The coronavirus crisis is having an outsize effect on millennial consumers when it comes to saving money, according to a TD Bank survey of 1,000 US consumers: Of the 60% of respondents who said they currently are not saving, more than half (54%) were millennials. And that isn't for lack of desire to save, as when millennial respondents were asked what they would do if they had an extra $1,000 right now, 46% said they would put the extra money into savings.
But millennials' financial problems don't stop at saving, with many struggling with credit usage during the pandemic as well. Approximately 17% of millennial respondents said that their credit scores have fallen since the onset of the crisis, well above the 4% of Gen X and 3% of baby boomer respondents who reported declining scores.
Additionally, 16% of millennials admitted not knowing their credit limit, almost half use more than 30% of their credit limit, and a third (34%) revolve a balance each month, suggesting that the pandemic has pushed them to the point where they are even struggling with the basic machinations of smart credit upkeep.

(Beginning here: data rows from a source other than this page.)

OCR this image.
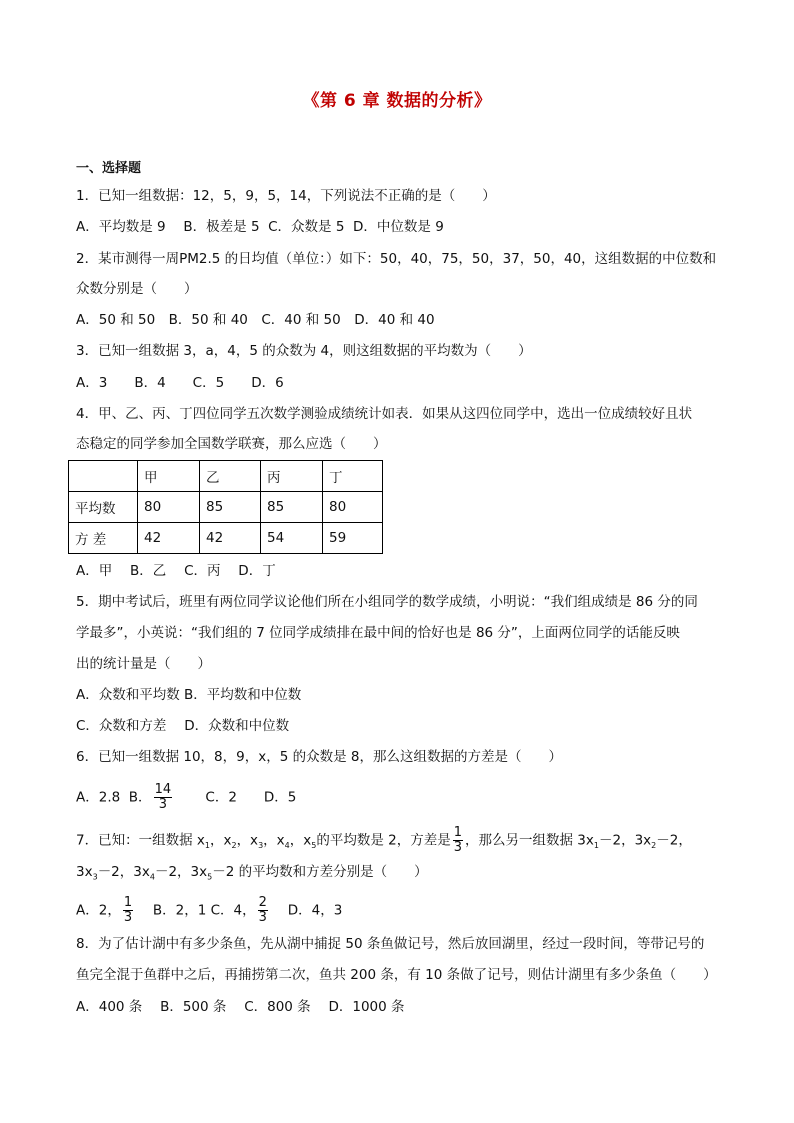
《第 6 章 数据的分析》
一、选择题
1．已知一组数据：12，5，9，5，14，下列说法不正确的是（　　）
A．平均数是 9　 B．极差是 5  C．众数是 5  D．中位数是 9
2．某市测得一周PM2.5 的日均值（单位：）如下：50，40，75，50，37，50，40，这组数据的中位数和
众数分别是（　　）
A．50 和 50　B．50 和 40　C．40 和 50　D．40 和 40
3．已知一组数据 3，a，4，5 的众数为 4，则这组数据的平均数为（　　）
A．3　　B．4　　C．5　　D．6
4．甲、乙、丙、丁四位同学五次数学测验成绩统计如表．如果从这四位同学中，选出一位成绩较好且状
态稳定的同学参加全国数学联赛，那么应选（　　）
	甲	乙	丙	丁
平均数	80	85	85	80
方 差	42	42	54	59
A．甲　 B．乙　 C．丙　 D．丁
5．期中考试后，班里有两位同学议论他们所在小组同学的数学成绩，小明说：“我们组成绩是 86 分的同
学最多”，小英说：“我们组的 7 位同学成绩排在最中间的恰好也是 86 分”，上面两位同学的话能反映
出的统计量是（　　）
A．众数和平均数 B．平均数和中位数
C．众数和方差　 D．众数和中位数
6．已知一组数据 10，8，9，x，5 的众数是 8，那么这组数据的方差是（　　）
A．2.8  B． $\frac{14}{3}$ 　　 C．2　　D．5
7．已知：一组数据 $x_1$，$x_2$，$x_3$，$x_4$，$x_5$的平均数是 2，方差是 $\frac{1}{3}$ ，那么另一组数据 $3x_1-2$，$3x_2-2$，
$3x_3-2$，$3x_4-2$，$3x_5-2$ 的平均数和方差分别是（　　）
A．2， $\frac{1}{3}$ 　 B．2，1 C．4， $\frac{2}{3}$ 　 D．4，3
8．为了估计湖中有多少条鱼，先从湖中捕捉 50 条鱼做记号，然后放回湖里，经过一段时间，等带记号的
鱼完全混于鱼群中之后，再捕捞第二次，鱼共 200 条，有 10 条做了记号，则估计湖里有多少条鱼（　　）
A．400 条　 B．500 条　 C．800 条　 D．1000 条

Banks can better serve millennial customers and increase their loyalty by providing digital features tailored to their unique challenges. Here are two tools that could help the segment rein in spending and build good savings habits—making them more valuable customers in the process:
- Spending analytics. Capabilities like visualizing customers' spending patterns and highlighting recurring charges, the way that Bank of America's Erica virtual assistant does, could prove invaluable for the 26% of millennial respondents to TD's survey who admitted to hitting a negative balance in their checking or savings accounts. If those insights could also include recommendations of strategies for budgeting, they could be even more useful, as 48% of millennials do not keep a budget, though 24% of those respondents plan to start one in the coming year.
- Automated savings. An automated savings feature like the one offered by Acorns, which rounds up the change on purchases and stores it in a savings account, could kickstart savings among the millennial consumers who currently aren't setting aside meaningful chunks of their paychecks or unemployment checks. This could nudge them toward building good savings habits, without putting too much additional financial strain on them amid the pandemic. Seeing incremental growth of their savings may help millennial customers may feel more invested in their relationship with their bank, boosting loyalty.